While JHOVE processes this pdf, http://www.fcla.edu/daitss-test/files/01471-213X-12-33-S2.pdf, it runs out of all JAVA heap space. Is there an infinite loop during tag profile checking?
./jhove -c conf/jhove.conf -m pdf-hul ~/Workspace/describe/01471-213X-12-33-S2.pdf
Exception in thread "main" java.lang.OutOfMemoryError: Java heap space
at java.lang.AbstractStringBuilder.(AbstractStringBuilder.java:45)
at java.lang.StringBuilder.(StringBuilder.java:68)
at edu.harvard.hul.ois.jhove.module.pdf.Tokenizer.getNext(Unknown Source)
at edu.harvard.hul.ois.jhove.module.pdf.Parser.getNext(Unknown Source)
at edu.harvard.hul.ois.jhove.module.pdf.Parser.getNext(Unknown Source)
at edu.harvard.hul.ois.jhove.module.pdf.Parser.readObject(Unknown Source)
at edu.harvard.hul.ois.jhove.module.pdf.Parser.readArray(Unknown Source)
at edu.harvard.hul.ois.jhove.module.pdf.Parser.readObject(Unknown Source)
at edu.harvard.hul.ois.jhove.module.pdf.Parser.readDictionary(Unknown Source)
at edu.harvard.hul.ois.jhove.module.pdf.Parser.readObject(Unknown Source)
at edu.harvard.hul.ois.jhove.module.pdf.Parser.readObjectDef(Unknown Source)
at edu.harvard.hul.ois.jhove.module.pdf.Parser.readObjectDef(Unknown Source)
at edu.harvard.hul.ois.jhove.module.PdfModule.getObject(Unknown Source)
at edu.harvard.hul.ois.jhove.module.PdfModule.resolveIndirectObject(Unknown Source)
at edu.harvard.hul.ois.jhove.module.pdf.StructureElement.isStructElem(Unknown Source)
at edu.harvard.hul.ois.jhove.module.pdf.StructureElement.buildSubtree(Unknown Source)
at edu.harvard.hul.ois.jhove.module.pdf.StructureElement.buildSubtree(Unknown Source)
at edu.harvard.hul.ois.jhove.module.pdf.StructureElement.buildSubtree(Unknown Source)
at edu.harvard.hul.ois.jhove.module.pdf.StructureTree.getChildren(Unknown Source)
at edu.harvard.hul.ois.jhove.module.pdf.StructureTree.(Unknown Source)
at edu.harvard.hul.ois.jhove.module.pdf.TaggedProfile.satisfiesThisProfile(Unknown Source)
at edu.harvard.hul.ois.jhove.module.pdf.PdfProfile.satisfiesProfile(Unknown Source)
at edu.harvard.hul.ois.jhove.module.PdfModule.parse(Unknown Source)
at edu.harvard.hul.ois.jhove.JhoveBase.processFile(Unknown Source)
at edu.harvard.hul.ois.jhove.JhoveBase.process(Unknown Source)
at edu.harvard.hul.ois.jhove.JhoveBase.dispatch(Unknown Source)
I have the same problem with the following pdf file:
http://docserv.uni-duesseldorf.de/servlets/DerivateServlet/Derivate-25614
Are there any updates to that issue?
I'm working on this issue.

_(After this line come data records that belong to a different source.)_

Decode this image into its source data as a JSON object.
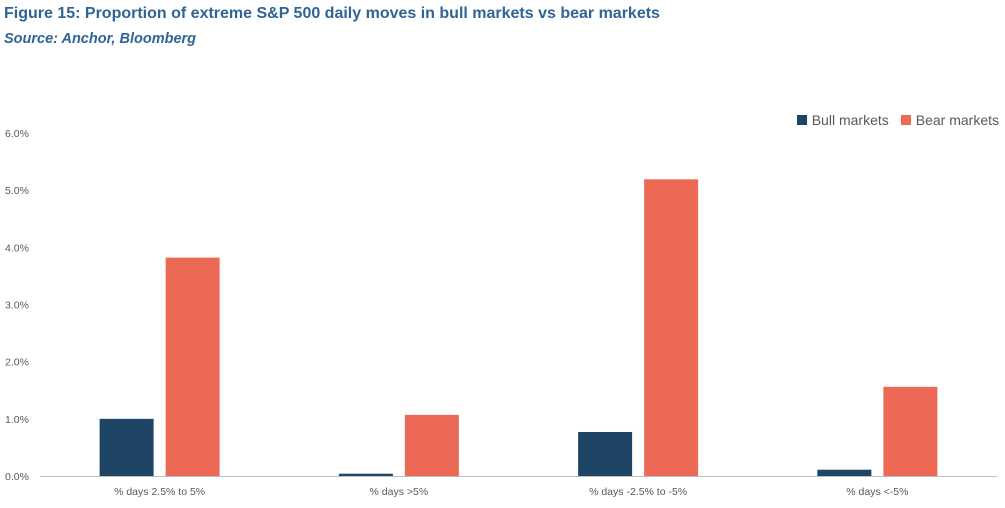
{
  "figure": {
    "title": "Figure 15: Proportion of extreme S&P 500 daily moves in bull markets vs bear markets",
    "source": "Source: Anchor, Bloomberg"
  },
  "colors": {
    "bull": "#1f4566",
    "bear": "#ec6a55",
    "title": "#2f6497",
    "axis_text": "#595959",
    "axis_line": "#bfbfbf"
  },
  "chart_data": {
    "type": "bar",
    "categories": [
      "% days 2.5% to 5%",
      "% days >5%",
      "% days -2.5% to -5%",
      "% days <-5%"
    ],
    "series": [
      {
        "name": "Bull markets",
        "values": [
          1.0,
          0.04,
          0.77,
          0.11
        ]
      },
      {
        "name": "Bear markets",
        "values": [
          3.82,
          1.07,
          5.19,
          1.56
        ]
      }
    ],
    "ylim": [
      0,
      6
    ],
    "yticks": [
      "0.0%",
      "1.0%",
      "2.0%",
      "3.0%",
      "4.0%",
      "5.0%",
      "6.0%"
    ],
    "grid": false,
    "legend_position": "top-right",
    "xlabel": "",
    "ylabel": ""
  }
}
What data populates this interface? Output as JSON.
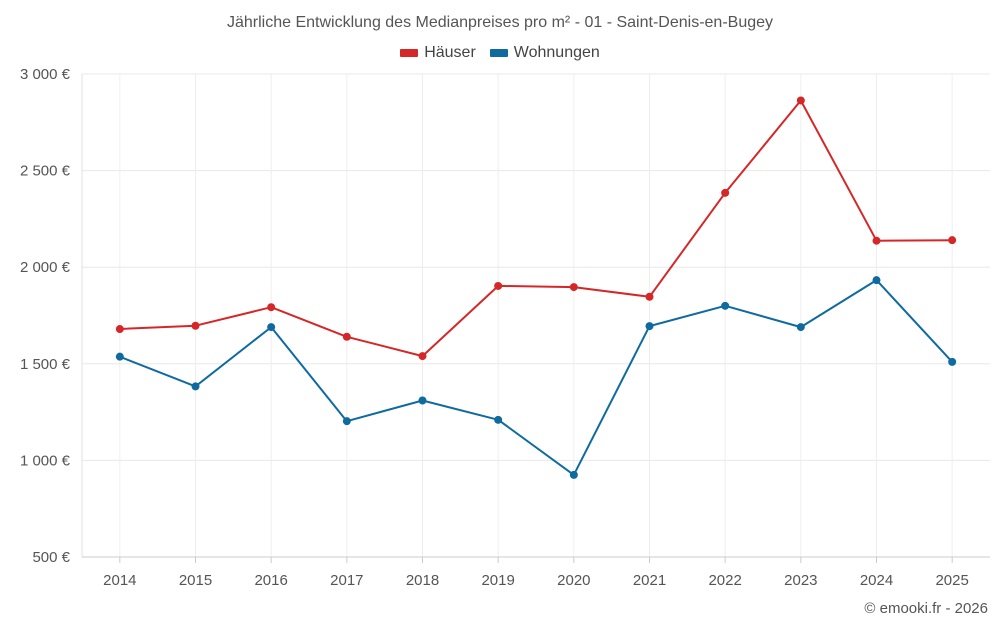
{
  "chart_data": {
    "type": "line",
    "title": "Jährliche Entwicklung des Medianpreises pro m² - 01 - Saint-Denis-en-Bugey",
    "xlabel": "",
    "ylabel": "",
    "categories": [
      "2014",
      "2015",
      "2016",
      "2017",
      "2018",
      "2019",
      "2020",
      "2021",
      "2022",
      "2023",
      "2024",
      "2025"
    ],
    "series": [
      {
        "name": "Häuser",
        "color": "#d62728",
        "values": [
          1680,
          1697,
          1793,
          1640,
          1540,
          1903,
          1897,
          1847,
          2385,
          2863,
          2137,
          2140
        ]
      },
      {
        "name": "Wohnungen",
        "color": "#0f6aa0",
        "values": [
          1537,
          1383,
          1690,
          1203,
          1310,
          1210,
          925,
          1695,
          1800,
          1690,
          1933,
          1510
        ]
      }
    ],
    "ylim": [
      500,
      3000
    ],
    "yticks": [
      500,
      1000,
      1500,
      2000,
      2500,
      3000
    ],
    "ytick_labels": [
      "500 €",
      "1 000 €",
      "1 500 €",
      "2 000 €",
      "2 500 €",
      "3 000 €"
    ],
    "grid": true,
    "legend_position": "top-center"
  },
  "credit": "© emooki.fr - 2026"
}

One user showed that with huge amounts of patience and memory, at least some PDF files that appear to be in an infinite loop are completed after several hours. The StructureTree object can take a huge amount of memory for some files, but once it's build only a couple of flags that were set during its construction are checked. This suggests that the whole tree doesn't have to be in memory at once. I hope to have a fix that takes this into account before too long.
Thanks for the additional example. I'll use it in testing.
Last edit: Gary McGath 2013-04-29
It's nice to hear that. Many thanks in advance.
Unfortunately this reported bug is still existing in JHOVE 1.10.
Moved to GitHub for triage and testing.